La mercenaire avait pris le temps d’observer le tableau des missions en descendant déjeuner. Elle avait choisi un intitulé tranquille qui correspondait à ses capacités et qui était visiblement souvent bouder. Ça pour casser, tuer, dévaster des forêts, il y avait toujours du monde, piller, voler, sauver la veuve et l’orphelin quand ses collègues se sentaient l’âme héroïque aussi. La menu manutention par contre… Déjà la deuxième fois qu’elle prenait une mission d’entretien ou de désamorçage de piège. Il faut dire que cela demande du doigté et de la patience, du coup au Centurio, il y avait peu de candidat capable de les réaliser. Cette fois c’était de l’entretien pur et dur dans le monde d’Halloween. Elle redescendit au comptoir devant Fred en réfléchissant. La bricole elle aimait ça, et elle pourrait surement apprendre des choses sur les travaux d’un autre. De toute façon, elle n’avait pas envie de courir.

Elle baillait à s’en décrocher la mâchoire, assise devant le tenancier du Centurio. Halloween, elle en avait entendu parler. Le monde était glauque et morbide, pleins de monstres et elle serait transformée à leur image. Comme elle avait été numérisée à la Borne d’Arcade, mais en pire, elle-même aurait une apparence hideuse apparentée à priori à ce qu’elle pouvait être réellement en son for intérieur. Elle avait entendu les récits de collègues sur des vampires, des zombies, des…


« Désolé mais y a plus de pains. » Fred la coupa dans sa réflexion sans aucun scrupules ni excuses dans le ton de sa voix, en lui disposant une assiette d’œufs au bacon.

La mercenaire laissa tomber sa tête sur le comptoir et ne la releva pas avant un moment en gémissant de détresse. Sa journée commençait plus que mal.







Le trajet en transporteur Shinra ne fut pas plus gai. Non seulement à l’embarcation, elle avait eu le droit à des remontrances, visiblement ils avaient fini par la ficher pour crises de paniques répétées jusqu’à mettre à mal une porte de cockpit a l’un de ses derniers voyages, mais en plus, elle s’était retrouvée seule tout le long du voyage, Halloween n’avait pas grand succès parmi les destinations. Elle s’était enroulée de mauvaise grâce dans sa cape et allongée sur la banquette pour finir sa nuit jusqu’au débarquement et ne pas voir défiler les heures, enfermée. Le pilote la réveilla d’un coup de botte contre la banquette qui la fit sursauter. Un instant elle s’était crue en prison, secouant la tête pour en chasser ce souvenir.
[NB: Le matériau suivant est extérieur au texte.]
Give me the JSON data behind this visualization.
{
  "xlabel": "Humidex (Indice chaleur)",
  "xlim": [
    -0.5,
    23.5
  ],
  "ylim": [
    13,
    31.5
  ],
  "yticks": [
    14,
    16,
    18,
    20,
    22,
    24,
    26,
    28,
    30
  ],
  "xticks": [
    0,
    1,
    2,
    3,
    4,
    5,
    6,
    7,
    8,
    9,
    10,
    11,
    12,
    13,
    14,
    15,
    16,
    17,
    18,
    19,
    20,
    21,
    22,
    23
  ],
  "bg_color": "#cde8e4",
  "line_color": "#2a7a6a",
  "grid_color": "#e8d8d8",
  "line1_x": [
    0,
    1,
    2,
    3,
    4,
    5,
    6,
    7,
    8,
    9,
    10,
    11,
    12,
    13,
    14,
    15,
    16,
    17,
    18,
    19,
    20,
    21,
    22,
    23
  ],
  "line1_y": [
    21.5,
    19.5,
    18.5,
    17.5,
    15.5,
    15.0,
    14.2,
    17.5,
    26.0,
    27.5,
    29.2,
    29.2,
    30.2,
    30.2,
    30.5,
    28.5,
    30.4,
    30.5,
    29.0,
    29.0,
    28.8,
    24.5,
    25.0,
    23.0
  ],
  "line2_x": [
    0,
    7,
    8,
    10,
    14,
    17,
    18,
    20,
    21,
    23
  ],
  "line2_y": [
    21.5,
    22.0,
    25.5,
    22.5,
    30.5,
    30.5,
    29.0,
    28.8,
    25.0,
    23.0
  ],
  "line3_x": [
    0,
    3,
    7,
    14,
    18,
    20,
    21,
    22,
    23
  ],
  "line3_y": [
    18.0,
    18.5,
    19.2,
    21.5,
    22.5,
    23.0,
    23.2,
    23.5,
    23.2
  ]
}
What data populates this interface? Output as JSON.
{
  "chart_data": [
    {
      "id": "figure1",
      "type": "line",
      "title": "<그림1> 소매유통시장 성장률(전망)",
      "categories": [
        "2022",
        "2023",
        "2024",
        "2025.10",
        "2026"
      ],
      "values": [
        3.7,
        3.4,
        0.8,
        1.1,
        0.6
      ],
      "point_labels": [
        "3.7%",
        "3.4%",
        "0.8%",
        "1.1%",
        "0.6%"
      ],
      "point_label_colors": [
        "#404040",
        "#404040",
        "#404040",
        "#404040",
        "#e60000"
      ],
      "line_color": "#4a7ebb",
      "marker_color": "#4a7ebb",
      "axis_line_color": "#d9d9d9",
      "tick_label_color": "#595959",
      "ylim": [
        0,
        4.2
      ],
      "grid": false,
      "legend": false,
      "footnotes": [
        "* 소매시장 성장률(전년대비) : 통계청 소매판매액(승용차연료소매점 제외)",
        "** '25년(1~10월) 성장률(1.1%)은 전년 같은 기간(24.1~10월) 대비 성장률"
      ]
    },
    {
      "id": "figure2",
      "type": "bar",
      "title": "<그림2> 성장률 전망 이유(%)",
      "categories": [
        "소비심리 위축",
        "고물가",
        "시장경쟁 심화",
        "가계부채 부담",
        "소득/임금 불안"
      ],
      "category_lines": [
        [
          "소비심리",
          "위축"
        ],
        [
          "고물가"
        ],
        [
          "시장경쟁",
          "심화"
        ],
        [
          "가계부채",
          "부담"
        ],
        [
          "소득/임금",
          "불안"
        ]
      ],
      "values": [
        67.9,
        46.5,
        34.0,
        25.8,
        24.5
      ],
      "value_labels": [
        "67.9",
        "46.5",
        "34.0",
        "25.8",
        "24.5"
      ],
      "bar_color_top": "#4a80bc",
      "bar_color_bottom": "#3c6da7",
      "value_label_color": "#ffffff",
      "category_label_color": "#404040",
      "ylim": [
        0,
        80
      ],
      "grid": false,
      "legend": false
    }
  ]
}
Lenore profitait de l’éclairage de la soute ouverte. Le décor était plongé dans l’obscurité, des nuages noirs torturés et luttant dans leurs tourments, passaient devant une lune au sourire sadique. Sa lumière baignait à peine les contours d’une forêt sans feuillage, aux branches crochus entremêlés.


« J’ai dormi combien de temps ?  S’inquiétait la mercenaire.

- Il est tout juste midi.  Fit le pilote en refermant la porte de la soute. Sans autre client, il n’avait aucune raison de rester plus longuement.

- Ah ouais quand même… »

Le contre-jour de la lumière artificielle s’effaçant, la vision de la mercenaire s’adapta mieux au manque de luminosité ambiante. Elle pouvait distinguer déjà au loin quelques faibles lueurs dansantes, et les pavés d’un chemin à travers la forêt. Elle avait rendez-vous en centre-ville avec le maire.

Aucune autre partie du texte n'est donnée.